Работая в тайге, я постоянно таскал с собою оружие — ружьё, карабин, трёхлинейку… Охотился… Бывало, сидел по ночам на солонцах… А вот на старости лет — мне не то, что убить зверя, мне и рыбу ловить не хочется! Таракана — и то — жалко…
Горек мой чаёк…
(Озарения)
Леонид Изосов
И Свет во тьме светит, и тьма не объяла его.
Евангелие от Иоанна. 1.5
Древними каменными глазами смотрят горы на меня
Ада Якушева. Песня.
… Руины… Пепел… Слёз солёных лёд… / Солдат убитых страшные останки…/ Воспоминанья — ночи напролёт — / Ползут по моей Памяти, как танки!

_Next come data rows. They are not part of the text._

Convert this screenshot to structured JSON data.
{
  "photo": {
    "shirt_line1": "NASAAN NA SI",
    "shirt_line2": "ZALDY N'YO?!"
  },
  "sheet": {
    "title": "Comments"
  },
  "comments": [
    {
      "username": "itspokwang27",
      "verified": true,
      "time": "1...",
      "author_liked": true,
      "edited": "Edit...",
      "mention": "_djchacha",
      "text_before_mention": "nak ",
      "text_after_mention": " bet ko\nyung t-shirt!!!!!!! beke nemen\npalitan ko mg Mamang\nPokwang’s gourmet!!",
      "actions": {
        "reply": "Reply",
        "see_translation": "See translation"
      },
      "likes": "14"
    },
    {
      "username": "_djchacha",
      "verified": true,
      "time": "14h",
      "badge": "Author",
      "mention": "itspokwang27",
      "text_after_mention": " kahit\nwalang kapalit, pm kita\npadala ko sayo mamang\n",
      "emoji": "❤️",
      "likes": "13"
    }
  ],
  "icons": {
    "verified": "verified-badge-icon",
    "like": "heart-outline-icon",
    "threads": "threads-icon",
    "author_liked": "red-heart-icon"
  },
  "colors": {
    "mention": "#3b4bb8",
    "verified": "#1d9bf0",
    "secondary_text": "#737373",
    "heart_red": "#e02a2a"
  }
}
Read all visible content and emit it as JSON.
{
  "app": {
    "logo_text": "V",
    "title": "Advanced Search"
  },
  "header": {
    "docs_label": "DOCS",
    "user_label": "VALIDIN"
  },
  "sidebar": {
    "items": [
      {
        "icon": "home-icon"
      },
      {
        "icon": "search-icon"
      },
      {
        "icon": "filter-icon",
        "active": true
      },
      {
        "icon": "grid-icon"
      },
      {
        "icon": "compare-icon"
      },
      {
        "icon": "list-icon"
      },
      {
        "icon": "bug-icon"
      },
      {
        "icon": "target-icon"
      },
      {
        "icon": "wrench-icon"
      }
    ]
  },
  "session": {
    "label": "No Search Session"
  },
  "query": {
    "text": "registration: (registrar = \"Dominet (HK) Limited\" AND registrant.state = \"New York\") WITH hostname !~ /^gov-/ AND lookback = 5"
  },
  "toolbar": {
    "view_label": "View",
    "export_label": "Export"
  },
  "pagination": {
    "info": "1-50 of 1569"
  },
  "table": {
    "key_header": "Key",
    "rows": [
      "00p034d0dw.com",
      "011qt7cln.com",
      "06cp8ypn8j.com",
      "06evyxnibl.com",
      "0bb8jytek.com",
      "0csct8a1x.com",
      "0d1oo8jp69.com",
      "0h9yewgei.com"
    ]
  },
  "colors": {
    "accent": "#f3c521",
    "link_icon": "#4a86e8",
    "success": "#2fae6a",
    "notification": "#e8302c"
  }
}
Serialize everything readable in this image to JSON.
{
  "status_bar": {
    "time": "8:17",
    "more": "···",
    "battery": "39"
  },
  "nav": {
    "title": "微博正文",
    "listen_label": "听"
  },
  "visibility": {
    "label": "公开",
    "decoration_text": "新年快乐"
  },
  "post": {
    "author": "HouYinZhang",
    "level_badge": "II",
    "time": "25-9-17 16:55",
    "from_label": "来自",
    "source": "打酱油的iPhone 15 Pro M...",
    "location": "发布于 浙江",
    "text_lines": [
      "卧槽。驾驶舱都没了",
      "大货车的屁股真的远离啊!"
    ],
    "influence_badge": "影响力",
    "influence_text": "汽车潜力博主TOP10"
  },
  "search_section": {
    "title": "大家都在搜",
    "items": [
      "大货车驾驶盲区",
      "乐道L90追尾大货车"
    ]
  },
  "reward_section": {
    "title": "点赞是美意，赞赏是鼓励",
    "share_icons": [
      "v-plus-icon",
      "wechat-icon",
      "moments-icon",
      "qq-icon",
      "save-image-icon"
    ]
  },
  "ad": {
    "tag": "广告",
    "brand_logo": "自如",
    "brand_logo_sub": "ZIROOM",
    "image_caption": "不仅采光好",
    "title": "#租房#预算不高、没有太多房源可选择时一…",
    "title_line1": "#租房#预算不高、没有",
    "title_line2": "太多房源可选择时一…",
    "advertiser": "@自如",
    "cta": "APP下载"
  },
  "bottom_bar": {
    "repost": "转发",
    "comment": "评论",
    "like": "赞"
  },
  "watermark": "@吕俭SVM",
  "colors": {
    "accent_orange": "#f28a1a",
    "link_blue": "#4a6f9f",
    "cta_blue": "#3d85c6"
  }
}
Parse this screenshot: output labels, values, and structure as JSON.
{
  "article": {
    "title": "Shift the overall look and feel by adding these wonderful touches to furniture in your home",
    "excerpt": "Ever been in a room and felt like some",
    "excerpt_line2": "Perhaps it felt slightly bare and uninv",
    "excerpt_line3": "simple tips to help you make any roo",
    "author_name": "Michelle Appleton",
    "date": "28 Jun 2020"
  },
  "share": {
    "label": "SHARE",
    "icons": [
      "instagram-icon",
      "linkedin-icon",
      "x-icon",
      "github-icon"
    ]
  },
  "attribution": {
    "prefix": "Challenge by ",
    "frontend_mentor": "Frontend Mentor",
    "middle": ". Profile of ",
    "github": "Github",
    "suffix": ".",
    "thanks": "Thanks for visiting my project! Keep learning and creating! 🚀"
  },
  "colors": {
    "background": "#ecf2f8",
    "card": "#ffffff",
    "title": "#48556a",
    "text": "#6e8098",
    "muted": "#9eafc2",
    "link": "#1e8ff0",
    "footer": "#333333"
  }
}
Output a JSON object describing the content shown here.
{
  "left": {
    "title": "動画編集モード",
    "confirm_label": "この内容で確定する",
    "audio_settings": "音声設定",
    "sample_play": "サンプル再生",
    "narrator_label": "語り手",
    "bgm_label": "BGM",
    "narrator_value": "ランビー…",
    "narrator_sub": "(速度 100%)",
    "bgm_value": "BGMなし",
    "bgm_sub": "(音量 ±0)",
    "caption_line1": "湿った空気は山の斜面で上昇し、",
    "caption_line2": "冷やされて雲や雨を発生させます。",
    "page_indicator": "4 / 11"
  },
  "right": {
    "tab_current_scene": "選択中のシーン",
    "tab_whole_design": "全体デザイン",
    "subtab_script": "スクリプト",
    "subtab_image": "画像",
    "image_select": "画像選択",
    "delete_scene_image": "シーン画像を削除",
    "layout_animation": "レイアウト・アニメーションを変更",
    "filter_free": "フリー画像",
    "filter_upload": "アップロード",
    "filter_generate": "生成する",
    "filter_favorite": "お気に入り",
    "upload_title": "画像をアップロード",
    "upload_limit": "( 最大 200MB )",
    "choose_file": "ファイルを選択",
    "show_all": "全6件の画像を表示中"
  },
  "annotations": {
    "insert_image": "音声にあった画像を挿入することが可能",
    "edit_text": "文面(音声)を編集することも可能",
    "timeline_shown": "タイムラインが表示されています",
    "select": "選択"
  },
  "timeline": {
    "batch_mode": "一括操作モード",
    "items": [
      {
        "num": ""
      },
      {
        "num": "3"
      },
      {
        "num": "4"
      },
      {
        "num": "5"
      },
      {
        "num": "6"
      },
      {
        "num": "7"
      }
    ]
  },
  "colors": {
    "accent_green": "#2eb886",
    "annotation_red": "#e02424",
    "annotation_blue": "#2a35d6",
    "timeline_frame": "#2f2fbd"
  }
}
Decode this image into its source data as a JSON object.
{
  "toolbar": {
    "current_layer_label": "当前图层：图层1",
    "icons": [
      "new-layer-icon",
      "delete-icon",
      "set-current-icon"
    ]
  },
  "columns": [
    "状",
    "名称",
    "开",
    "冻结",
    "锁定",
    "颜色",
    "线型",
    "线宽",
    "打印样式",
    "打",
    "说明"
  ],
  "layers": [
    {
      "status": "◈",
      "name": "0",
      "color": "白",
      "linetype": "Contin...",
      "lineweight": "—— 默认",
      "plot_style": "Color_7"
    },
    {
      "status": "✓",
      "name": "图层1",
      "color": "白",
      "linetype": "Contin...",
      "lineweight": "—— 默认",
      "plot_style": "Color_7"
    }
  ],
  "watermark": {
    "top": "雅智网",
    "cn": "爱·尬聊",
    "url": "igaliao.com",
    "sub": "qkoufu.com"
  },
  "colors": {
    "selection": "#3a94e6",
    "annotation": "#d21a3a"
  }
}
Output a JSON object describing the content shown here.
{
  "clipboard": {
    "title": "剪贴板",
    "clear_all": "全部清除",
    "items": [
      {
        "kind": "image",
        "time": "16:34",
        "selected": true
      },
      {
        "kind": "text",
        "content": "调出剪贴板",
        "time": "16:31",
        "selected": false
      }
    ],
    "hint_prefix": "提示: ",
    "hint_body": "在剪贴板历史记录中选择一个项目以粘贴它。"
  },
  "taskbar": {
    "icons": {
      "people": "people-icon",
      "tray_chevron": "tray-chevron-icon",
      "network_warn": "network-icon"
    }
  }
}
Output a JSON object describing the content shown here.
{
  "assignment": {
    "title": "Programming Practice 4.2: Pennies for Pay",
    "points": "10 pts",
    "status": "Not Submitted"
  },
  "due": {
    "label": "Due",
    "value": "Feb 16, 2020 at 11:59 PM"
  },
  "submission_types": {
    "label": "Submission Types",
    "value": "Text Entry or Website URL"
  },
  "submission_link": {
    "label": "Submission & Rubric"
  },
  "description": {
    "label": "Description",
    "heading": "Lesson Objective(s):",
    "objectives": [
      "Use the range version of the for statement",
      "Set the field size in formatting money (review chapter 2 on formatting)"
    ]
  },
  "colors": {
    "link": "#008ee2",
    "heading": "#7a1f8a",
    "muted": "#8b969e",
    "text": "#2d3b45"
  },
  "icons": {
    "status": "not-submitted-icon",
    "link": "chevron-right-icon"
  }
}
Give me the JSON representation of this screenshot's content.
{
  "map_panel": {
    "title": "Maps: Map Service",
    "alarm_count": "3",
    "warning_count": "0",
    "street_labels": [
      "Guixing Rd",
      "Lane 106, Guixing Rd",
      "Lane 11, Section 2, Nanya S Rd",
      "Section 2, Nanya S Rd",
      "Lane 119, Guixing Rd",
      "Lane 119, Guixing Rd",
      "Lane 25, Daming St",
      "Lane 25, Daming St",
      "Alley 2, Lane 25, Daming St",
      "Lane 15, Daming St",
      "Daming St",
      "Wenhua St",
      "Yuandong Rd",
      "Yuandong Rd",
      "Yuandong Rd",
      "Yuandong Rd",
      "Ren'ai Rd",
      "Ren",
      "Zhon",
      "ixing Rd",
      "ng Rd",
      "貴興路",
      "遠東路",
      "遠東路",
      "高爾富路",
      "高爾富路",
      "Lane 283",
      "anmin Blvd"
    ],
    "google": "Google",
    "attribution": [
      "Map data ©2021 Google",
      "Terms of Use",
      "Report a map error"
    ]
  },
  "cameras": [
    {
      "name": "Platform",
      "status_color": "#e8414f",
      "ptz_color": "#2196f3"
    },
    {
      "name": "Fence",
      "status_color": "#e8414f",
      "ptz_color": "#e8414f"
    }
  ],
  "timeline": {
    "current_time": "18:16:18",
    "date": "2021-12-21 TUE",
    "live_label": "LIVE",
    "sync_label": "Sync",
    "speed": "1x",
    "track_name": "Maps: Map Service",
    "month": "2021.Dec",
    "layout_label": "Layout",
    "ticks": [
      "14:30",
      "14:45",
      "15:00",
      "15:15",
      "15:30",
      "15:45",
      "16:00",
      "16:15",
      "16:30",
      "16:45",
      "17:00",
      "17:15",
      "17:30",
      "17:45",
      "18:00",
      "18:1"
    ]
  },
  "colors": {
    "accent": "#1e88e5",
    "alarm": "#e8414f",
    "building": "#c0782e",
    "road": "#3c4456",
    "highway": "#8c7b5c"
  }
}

… Этот канал, который назывался “канава”, был первым ручьём моего послевоенного детства. Вода, водичка, водица… Помните, у Велимира Хлебникова:?
У колодца расколоться так хотела бы вода, / Чтоб в болотце с позолотцей отразились повода… И далее: Мчась, как узкая змея, / Так хотела бы водица, / Убегать и расходиться…
… В дальнейшей своей бродячей жизни мне пришлось постоянно, если так можно выразиться, общаться с водой — на ключах, ручьях, реках, озёрах, морях и, наконец, — океанах.
Как прекрасно, например, слышать сквозь сон журчание и бульканье ручья или рокот океанского прибоя!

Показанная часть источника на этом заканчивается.